I suspect my personal experience in the burning regard isn’t the norm at all, but at least it’s something that’s possible for people to experience.
While I definitely have a very major improvement in ability to take sun before burning once having a good tan with MT-2, for whatever reason it isn’t as much as I’d expect from the darkness of the tan.
I’m often a very comparable darkness to my wife, and sometimes darker, but she can take at least twice the sun before any redness.
An interesting thing is that melanin is not a single substance, but rather is a family of polymers, in two broad categories. (Within each category, there can be differences in the proportions of sub-units, so a great deal of variation is possible.) So this is how people do not have simply different degrees of darkness of the same basic color tonality, but also differ in color tone even besides the degree of darkness.
One of the types of melanin is pheomelanin, which can impart a reddish hue.
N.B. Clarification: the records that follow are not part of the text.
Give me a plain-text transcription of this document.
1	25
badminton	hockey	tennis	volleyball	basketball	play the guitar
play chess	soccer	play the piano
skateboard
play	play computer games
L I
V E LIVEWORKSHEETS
Eumelanin, depending on its type, imparts a brown or even a (roughly) black color.
I doubt, or at least haven’t seen evidence, that MT-II changes the balance of the categories or types of melanin produced.
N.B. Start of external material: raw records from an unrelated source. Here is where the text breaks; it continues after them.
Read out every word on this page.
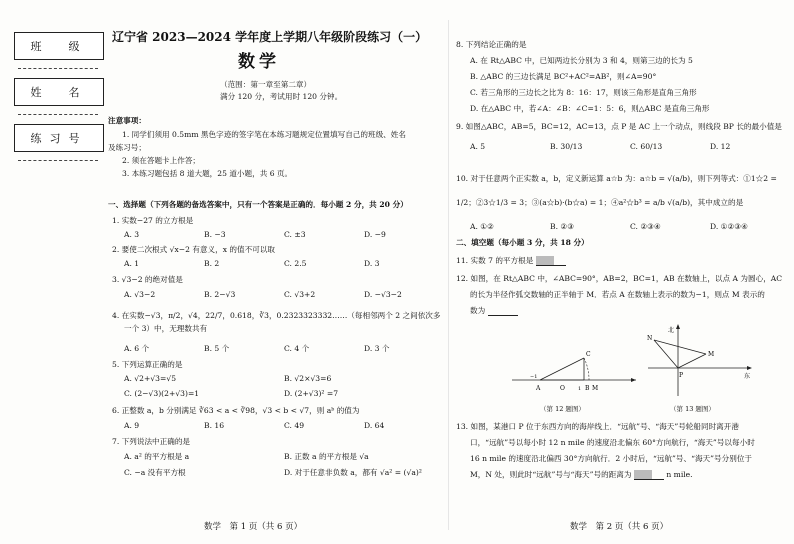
班　级
姓　名
练习号
辽宁省 2023—2024 学年度上学期八年级阶段练习（一）
数学
（范围：第一章至第二章）
满分 120 分，考试用时 120 分钟。
注意事项：
1. 同学们须用 0.5mm 黑色字迹的签字笔在本练习题规定位置填写自己的班级、姓名
及练习号；
2. 须在答题卡上作答；
3. 本练习题包括 8 道大题，25 道小题，共 6 页。
一、选择题（下列各题的备选答案中，只有一个答案是正确的．每小题 2 分，共 20 分）
1. 实数−27 的立方根是
A. 3	B. −3	C. ±3	D. −9
2. 要使二次根式 √x−2 有意义，x 的值不可以取
A. 1	B. 2	C. 2.5	D. 3
3. √3−2 的绝对值是
A. √3−2	B. 2−√3	C. √3+2	D. −√3−2
4. 在实数−√3，π/2，√4，22/7，0.618，∛3，0.2323323332……（每相邻两个 2 之间依次多
一个 3）中，无理数共有
A. 6 个	B. 5 个	C. 4 个	D. 3 个
5. 下列运算正确的是
A. √2+√3=√5	B. √2×√3=6
C. (2−√3)(2+√3)=1	D. (2+√3)² =7
6. 正整数 a，b 分别满足 ∛63 < a < ∛98，√3 < b < √7，则 aᵇ 的值为
A. 9	B. 16	C. 49	D. 64
7. 下列说法中正确的是
A. a² 的平方根是 a	B. 正数 a 的平方根是 √a
C. −a 没有平方根	D. 对于任意非负数 a，都有 √a² = (√a)²
数学　第 1 页（共 6 页）
8. 下列结论正确的是
A. 在 Rt△ABC 中，已知两边长分别为 3 和 4，则第三边的长为 5
B. △ABC 的三边长满足 BC²+AC²=AB²，则∠A=90°
C. 若三角形的三边长之比为 8：16：17，则该三角形是直角三角形
D. 在△ABC 中，若∠A：∠B：∠C=1：5：6，则△ABC 是直角三角形
9. 如图△ABC，AB=5，BC=12，AC=13，点 P 是 AC 上一个动点，则线段 BP 长的最小值是
A. 5	B. 30/13	C. 60/13	D. 12
10. 对于任意两个正实数 a，b，定义新运算 a☆b 为：a☆b = √(a/b)，则下列等式：①1☆2 =
1/2；②3☆1/3 = 3；③(a☆b)·(b☆a) = 1；④a²☆b³ = a/b √(a/b)，其中成立的是
A. ①②	B. ②③	C. ②③④	D. ①②③④
二、填空题（每小题 3 分，共 18 分）
11. 实数 7 的平方根是
12. 如图，在 Rt△ABC 中，∠ABC=90°，AB=2，BC=1，AB 在数轴上，以点 A 为圆心，AC
的长为半径作弧交数轴的正半轴于 M．若点 A 在数轴上表示的数为−1，则点 M 表示的
数为
A
−1
O	1 B M
C
（第 12 题图）
北
东
N
M
P
（第 13 题图）
13. 如图，某港口 P 位于东西方向的海岸线上．“远航”号、“海天”号轮船同时离开港
口，“远航”号以每小时 12 n mile 的速度沿北偏东 60°方向航行，“海天”号以每小时
16 n mile 的速度沿北偏西 30°方向航行．2 小时后，“远航”号、“海天”号分别位于
M，N 处，则此时“远航”号与“海天”号的距离为	n mile.
数学　第 2 页（共 6 页）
So no matter how much I tan with it, for example, my color will differ from some given other person’s.
Pheomelanin probably provides less UV protection than eumelanin, and as it happens, my tan has a red-brown (sort of American Indian) aspect to it.
Anyway the point of the story is that while it can provide significant improvement in ability to take sun before experiencing sunburn, when not having the genetic gift of naturally being able to take a lot of sun MT-II may not ever take a given person to tolerance level that a genetically-different person might have, even if the MT-II has provided a tan that in general is as dark or darker.